O empoderamento do passivo
Por que o clipe incomoda tanto? Porque ele abre várias vertentes de provocações. Lil Nas X sapateia sobre as dicotomias entre masculino e feminino, céu e inferno, anjo e demônio, e corpo e alma. “É uma extravagância em termos de imagens”, diz o doutorando Rodolfo Viana. Lil Nas X, co-diretor do próprio clipe, subverte valores machistas também na dualidade entre passivo e ativo. E isso incomoda até mesmo gays.
“Ele rebola a raba na cara do demônio, com menos pudor do que o próprio Diabo. Seria clichê se ele comesse o Diabo, entende?”, analisa Rodolfo. “Isso é uma inversão importante e dá um recado aos gays que celebram demais o lugar do ativo, em detrimento do passivo”, completa.
“Ele dá uma surra de cu no Diabo. Uma positivação de aspectos eróticos ligados à ideia de um passivo não submisso.
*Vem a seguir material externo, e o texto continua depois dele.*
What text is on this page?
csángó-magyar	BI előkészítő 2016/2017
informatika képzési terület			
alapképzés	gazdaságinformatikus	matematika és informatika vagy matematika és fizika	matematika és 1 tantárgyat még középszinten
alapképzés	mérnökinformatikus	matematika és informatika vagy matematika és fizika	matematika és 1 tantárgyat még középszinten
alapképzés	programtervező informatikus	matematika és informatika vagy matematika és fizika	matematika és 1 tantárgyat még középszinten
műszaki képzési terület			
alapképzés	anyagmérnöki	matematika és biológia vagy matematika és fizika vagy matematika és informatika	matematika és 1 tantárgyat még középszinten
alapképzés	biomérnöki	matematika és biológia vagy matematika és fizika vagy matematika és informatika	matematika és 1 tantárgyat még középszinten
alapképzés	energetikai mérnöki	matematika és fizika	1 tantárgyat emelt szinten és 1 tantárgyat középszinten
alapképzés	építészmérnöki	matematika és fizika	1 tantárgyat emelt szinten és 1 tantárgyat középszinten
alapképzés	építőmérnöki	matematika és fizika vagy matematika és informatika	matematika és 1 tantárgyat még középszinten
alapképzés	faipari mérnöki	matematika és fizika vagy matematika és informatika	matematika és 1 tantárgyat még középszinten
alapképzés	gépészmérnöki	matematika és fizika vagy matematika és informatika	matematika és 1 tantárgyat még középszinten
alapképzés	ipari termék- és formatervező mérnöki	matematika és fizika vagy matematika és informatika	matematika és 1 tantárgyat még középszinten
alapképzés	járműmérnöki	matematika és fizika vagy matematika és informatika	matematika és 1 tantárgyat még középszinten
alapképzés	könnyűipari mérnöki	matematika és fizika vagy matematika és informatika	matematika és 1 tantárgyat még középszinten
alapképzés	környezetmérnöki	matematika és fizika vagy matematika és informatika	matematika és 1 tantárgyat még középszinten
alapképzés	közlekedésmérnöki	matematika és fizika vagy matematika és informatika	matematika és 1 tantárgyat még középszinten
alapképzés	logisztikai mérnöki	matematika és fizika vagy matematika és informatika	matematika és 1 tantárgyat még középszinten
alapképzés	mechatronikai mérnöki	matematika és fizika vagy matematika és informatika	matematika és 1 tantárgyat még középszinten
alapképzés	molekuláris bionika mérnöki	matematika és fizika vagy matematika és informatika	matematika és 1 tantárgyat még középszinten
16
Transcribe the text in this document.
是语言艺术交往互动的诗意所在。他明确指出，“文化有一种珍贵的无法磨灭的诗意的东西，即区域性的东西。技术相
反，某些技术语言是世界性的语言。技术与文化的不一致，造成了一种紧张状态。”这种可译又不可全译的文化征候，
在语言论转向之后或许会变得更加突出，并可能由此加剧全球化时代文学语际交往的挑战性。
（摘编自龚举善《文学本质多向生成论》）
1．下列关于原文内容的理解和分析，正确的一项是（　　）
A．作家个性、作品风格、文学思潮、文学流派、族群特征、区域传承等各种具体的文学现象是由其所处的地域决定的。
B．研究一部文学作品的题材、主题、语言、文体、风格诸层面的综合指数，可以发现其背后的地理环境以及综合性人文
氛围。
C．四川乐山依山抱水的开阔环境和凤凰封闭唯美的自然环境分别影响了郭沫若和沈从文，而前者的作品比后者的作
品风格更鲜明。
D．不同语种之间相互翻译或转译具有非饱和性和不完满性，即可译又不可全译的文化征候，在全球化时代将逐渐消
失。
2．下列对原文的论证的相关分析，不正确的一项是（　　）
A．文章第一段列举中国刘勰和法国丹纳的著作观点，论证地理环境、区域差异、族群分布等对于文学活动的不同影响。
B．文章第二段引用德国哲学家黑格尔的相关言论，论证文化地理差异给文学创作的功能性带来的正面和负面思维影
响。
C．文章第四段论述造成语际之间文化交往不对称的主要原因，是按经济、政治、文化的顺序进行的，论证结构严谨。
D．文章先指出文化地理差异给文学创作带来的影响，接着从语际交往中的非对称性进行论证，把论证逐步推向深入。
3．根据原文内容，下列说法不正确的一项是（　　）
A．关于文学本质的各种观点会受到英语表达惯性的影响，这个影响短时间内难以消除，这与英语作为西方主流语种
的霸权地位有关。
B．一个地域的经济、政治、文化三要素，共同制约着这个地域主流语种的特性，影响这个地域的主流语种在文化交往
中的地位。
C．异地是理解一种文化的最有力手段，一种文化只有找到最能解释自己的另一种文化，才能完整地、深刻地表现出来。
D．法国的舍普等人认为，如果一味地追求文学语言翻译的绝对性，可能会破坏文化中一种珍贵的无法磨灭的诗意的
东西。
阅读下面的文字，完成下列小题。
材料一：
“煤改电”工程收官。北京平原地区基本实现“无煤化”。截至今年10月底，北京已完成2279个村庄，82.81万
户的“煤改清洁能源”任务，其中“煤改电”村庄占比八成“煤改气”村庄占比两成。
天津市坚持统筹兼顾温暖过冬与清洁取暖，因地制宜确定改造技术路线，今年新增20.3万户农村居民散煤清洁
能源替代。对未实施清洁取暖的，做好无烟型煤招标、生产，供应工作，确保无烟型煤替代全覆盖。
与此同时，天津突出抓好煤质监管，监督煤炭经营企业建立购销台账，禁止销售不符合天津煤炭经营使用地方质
Isso não é hegemônico entre os próprios gays. Novamente, até a ideia dos papéis ativo e passivo estão em questionamento”, pontua.
Repercussão no Brasil
O produtor de conteúdo de 19 anos Thiago Torres, dono do canal Chavoso da USP, com mais de no YouTube, destaca a relevância do vídeo de Lil Nas X. “É importante para a comunidade LGBT+, principalmente negra, ver um rapper de sucesso mostrando abertamente sua sexualidade, em um meio que infelizmente ainda é bastante masculino e cis-heteronormativo. Existem, sim, muitos LGBTs (negros ou não) que gostam de rap e que precisam se sentir mais acolhidos nesse meio. Por outro lado, é importante, também, que os héteros-cis o vejam, ouçam um rapper gay e repensem seus conceitos e possíveis pré-conceitos”, diz Thiago.
Na esteira do lançamento de “Montero (Call Me By Your Name”), o produtor de conteúdo Gabriel Mahalem, dono do canal homônimo, com 72 mil inscritos, postou dois vídeos sobre Lil Nas X. Um deles se chamou “O Impacto de Lil Nas X no pop queer”. “Para algumas pessoas, essa consideração de ícone queer ainda é mista porque o Lil tem um público heteronormativo muito forte ainda. Ele, porém tem feito essas pessoas enxergarem que o mundo não é unilateral e óbvio”, pontua o youtuber.
Em seu canal, Gabriel pôde notar como foi a recepção do clipe. “Montero” chegou a ficar em 2º lugar nos trendings do YouTube Brasil, e todo mundo tem uma opinião sobre. “Como o Brasil é um país muito religioso, onde as pessoas são de certa forma obcecadas por qualquer coisa que a religião toca, tiveram várias pessoas condenando a posição dele, isso inclusive vindo de gays que deviam estar olhando por uma perspectiva diferente mesmo com tanta informação disponível”, destaca.
Thiago Torres acredita que a intenção de Lil Nas X era chocar, e ele conseguiu . “A partir desse choque, ele pode levantar muitas reflexões diferentes. Com certeza muitas pessoas cristãs vão achar um absurdo as cenas retratadas com ‘o diabo’, mas eu só vejo como encenações mesmo. E acho que elas têm a intenção de repensar esses conceitos de bem e mal da nossa sociedade, e principalmente ‘desafiar’ essa visão da homossexualidade como algo pecaminoso e diabólico”, conclui.